Model dan spesifikasi barang disampaikan melalui layanan digital. Fisik barang tidak bisa disentuh langsung dan baru akan dikirim dan diterima nantinya setelah kesepakatan transaksi di buat. Tentunya model pembayaran pun berubah. Dari yang sebelumnya banyak menggunakan model pembayaran secara tunai, saat ini dilakukan dengan cara transfer.
Sehingga jika ada pihak yang mengklaim model transaksi jual beli lintas wilayah atau negara seperti ini adalah haram, karena tidak ada di zaman Rasul (sunnah). Saya berpendapat, disarankan sebaiknya beliau untuk belajar lebih memahami lagi bagaimana zaman itu mengubah pola kehidupan manusia termasuk pola transaksinya.

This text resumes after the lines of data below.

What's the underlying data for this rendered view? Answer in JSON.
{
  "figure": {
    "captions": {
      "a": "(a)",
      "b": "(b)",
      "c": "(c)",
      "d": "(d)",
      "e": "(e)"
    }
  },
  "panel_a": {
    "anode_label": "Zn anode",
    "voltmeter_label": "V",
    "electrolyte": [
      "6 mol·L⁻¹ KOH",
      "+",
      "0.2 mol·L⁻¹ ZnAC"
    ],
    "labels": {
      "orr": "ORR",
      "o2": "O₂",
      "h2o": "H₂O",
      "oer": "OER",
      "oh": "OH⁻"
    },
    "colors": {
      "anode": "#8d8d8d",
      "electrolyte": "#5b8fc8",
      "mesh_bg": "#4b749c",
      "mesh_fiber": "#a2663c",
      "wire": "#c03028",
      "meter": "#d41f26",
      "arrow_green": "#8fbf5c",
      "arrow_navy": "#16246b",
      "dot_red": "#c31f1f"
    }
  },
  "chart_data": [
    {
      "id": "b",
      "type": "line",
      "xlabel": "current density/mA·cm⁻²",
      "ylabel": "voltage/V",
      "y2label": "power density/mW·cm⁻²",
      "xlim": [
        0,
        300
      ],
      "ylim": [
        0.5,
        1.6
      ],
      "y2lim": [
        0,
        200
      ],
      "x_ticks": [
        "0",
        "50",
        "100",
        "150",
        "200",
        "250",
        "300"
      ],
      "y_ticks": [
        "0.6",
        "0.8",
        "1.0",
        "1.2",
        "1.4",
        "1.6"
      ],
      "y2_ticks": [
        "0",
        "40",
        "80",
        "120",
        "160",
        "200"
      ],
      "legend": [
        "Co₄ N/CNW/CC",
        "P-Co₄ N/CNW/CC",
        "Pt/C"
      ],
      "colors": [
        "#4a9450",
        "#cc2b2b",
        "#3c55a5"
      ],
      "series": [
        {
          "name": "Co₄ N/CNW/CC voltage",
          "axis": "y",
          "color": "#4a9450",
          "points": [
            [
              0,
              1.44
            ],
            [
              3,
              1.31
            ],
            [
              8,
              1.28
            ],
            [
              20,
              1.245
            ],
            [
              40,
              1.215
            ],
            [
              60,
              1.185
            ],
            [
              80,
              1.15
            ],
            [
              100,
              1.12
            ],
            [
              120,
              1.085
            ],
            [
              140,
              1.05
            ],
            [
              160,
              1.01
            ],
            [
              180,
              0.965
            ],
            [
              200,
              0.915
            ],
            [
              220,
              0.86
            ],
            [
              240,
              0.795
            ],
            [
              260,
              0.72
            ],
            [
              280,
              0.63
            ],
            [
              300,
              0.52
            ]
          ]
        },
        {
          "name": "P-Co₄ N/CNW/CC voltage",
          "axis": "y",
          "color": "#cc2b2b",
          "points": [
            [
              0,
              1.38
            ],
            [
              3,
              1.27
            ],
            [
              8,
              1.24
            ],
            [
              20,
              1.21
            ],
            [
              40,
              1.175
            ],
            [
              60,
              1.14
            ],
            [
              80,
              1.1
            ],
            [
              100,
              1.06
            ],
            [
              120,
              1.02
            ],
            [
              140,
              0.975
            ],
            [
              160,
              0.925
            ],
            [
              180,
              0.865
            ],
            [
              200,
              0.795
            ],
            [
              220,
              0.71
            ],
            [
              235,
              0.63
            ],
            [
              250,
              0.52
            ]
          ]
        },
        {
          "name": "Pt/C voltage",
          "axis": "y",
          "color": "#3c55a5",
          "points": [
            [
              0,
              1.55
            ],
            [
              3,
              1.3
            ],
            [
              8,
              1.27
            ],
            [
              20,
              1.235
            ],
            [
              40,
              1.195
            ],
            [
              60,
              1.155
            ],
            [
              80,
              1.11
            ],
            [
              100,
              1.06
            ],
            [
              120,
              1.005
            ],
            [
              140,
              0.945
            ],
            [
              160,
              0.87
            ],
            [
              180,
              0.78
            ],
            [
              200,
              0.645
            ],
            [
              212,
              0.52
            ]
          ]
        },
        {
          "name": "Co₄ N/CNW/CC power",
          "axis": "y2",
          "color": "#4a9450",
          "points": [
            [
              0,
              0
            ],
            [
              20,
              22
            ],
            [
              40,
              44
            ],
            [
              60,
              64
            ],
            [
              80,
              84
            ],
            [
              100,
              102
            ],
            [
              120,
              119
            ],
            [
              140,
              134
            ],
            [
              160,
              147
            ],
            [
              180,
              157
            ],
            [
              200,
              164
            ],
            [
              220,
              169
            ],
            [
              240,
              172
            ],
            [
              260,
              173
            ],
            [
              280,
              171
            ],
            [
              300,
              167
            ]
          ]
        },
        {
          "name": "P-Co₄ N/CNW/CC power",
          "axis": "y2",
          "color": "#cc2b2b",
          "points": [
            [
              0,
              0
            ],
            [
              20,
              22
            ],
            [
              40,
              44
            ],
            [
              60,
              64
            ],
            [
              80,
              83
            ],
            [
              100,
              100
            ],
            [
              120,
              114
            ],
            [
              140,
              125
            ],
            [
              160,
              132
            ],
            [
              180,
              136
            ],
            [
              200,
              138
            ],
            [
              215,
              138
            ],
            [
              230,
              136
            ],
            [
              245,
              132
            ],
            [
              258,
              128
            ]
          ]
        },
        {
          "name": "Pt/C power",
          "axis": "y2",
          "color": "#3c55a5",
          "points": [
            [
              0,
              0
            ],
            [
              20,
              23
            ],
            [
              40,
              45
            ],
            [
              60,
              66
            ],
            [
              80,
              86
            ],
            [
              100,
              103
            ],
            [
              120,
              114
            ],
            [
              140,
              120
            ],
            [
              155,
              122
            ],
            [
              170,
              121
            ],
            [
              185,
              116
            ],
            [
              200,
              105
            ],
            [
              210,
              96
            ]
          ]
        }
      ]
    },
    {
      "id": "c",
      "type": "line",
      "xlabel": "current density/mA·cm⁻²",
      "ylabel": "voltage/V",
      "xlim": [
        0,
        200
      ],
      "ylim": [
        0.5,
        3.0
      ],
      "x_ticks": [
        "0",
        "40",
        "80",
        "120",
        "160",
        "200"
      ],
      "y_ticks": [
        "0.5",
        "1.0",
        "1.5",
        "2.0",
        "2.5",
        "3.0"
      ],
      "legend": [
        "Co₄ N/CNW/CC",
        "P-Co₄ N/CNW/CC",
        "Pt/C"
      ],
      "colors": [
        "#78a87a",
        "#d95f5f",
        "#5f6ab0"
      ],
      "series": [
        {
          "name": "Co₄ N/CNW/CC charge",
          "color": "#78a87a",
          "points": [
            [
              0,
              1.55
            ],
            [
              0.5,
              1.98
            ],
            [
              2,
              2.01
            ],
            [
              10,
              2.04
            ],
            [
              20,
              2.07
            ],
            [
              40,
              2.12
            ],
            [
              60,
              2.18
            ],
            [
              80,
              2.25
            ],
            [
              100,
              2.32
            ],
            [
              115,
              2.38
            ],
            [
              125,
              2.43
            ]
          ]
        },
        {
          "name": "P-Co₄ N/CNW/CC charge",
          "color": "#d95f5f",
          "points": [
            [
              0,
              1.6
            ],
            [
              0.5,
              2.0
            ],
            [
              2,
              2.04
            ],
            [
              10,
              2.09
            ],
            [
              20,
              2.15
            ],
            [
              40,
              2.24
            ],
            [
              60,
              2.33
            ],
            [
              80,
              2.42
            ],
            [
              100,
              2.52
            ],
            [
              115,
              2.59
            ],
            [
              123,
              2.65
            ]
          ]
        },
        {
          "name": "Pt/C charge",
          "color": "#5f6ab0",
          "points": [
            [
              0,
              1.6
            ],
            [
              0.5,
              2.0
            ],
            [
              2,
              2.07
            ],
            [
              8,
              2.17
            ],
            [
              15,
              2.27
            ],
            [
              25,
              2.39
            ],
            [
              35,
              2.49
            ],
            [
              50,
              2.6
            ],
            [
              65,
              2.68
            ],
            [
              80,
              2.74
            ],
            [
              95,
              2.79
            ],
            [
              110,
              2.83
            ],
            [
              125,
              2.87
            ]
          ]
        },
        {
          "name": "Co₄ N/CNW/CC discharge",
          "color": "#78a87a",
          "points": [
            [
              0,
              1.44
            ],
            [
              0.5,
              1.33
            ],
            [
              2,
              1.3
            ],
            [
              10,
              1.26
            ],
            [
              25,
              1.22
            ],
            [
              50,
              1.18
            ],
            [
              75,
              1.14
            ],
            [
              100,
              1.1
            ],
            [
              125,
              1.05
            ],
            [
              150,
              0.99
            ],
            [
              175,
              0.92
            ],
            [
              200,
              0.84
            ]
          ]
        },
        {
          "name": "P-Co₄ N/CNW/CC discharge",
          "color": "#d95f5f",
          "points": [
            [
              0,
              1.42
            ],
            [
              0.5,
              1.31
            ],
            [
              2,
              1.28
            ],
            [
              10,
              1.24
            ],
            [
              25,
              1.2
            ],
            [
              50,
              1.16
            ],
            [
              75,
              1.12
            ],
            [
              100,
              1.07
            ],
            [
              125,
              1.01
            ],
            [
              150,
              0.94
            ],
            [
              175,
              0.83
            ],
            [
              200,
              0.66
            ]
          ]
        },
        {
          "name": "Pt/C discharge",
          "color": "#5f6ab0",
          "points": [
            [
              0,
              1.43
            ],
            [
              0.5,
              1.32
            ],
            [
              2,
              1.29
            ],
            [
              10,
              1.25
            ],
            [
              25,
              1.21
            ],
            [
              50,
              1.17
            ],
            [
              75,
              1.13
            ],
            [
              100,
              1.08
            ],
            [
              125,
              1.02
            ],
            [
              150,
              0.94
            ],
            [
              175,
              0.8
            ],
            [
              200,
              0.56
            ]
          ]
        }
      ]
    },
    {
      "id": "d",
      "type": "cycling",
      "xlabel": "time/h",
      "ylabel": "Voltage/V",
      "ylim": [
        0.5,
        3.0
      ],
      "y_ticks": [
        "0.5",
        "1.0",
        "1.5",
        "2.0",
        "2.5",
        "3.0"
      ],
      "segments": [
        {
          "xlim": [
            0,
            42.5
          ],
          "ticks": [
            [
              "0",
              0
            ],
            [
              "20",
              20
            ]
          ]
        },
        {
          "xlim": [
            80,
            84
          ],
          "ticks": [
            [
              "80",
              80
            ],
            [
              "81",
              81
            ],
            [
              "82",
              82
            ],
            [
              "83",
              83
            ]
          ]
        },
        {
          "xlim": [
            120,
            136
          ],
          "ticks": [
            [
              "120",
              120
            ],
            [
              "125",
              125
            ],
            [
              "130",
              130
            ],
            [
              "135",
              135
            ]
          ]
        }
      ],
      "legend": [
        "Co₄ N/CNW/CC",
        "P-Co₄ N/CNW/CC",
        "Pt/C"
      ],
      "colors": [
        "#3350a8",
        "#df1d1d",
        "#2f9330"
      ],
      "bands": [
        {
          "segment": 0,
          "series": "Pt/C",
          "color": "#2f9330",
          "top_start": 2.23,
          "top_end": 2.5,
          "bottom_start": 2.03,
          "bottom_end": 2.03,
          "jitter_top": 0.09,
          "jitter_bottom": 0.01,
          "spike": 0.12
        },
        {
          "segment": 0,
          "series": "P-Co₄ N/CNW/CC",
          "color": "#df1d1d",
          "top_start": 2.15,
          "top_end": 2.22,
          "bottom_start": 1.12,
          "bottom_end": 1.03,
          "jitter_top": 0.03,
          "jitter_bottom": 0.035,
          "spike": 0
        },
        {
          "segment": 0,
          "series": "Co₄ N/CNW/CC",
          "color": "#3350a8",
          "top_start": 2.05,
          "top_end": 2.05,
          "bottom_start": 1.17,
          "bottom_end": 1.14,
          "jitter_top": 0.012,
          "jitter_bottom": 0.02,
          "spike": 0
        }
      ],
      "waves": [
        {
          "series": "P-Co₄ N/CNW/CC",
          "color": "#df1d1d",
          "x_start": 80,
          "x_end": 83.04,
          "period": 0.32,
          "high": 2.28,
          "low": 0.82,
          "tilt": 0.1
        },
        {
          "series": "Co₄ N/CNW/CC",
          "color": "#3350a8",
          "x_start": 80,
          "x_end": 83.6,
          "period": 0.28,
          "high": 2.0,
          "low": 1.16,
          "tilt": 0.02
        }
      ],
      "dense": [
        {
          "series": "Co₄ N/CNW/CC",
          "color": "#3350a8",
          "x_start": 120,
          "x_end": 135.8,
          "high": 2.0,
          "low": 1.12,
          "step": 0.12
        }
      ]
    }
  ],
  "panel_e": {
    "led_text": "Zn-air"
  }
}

Sehingga perubahan budaya (urf) ini seharusnya bisa diakomodasi sebagai rujukan dalam membangun pola transaksi syariah yang dibutuhkan masyarakat di era modern. Dan Alhamdulillah, Dewan Syariah Nasional telah mengeluarkan fatwa terkait transaksi lindung nilai, yakni Fatwa Dewan Syariah Nasional (DSN) Nomor 96/DSN-MUI/IV/2015 tentang Transaksi Lindung Nilai Syariah (Al-Tahawwuth al Islami/Islamic Hedging) atas Nilai Tukar.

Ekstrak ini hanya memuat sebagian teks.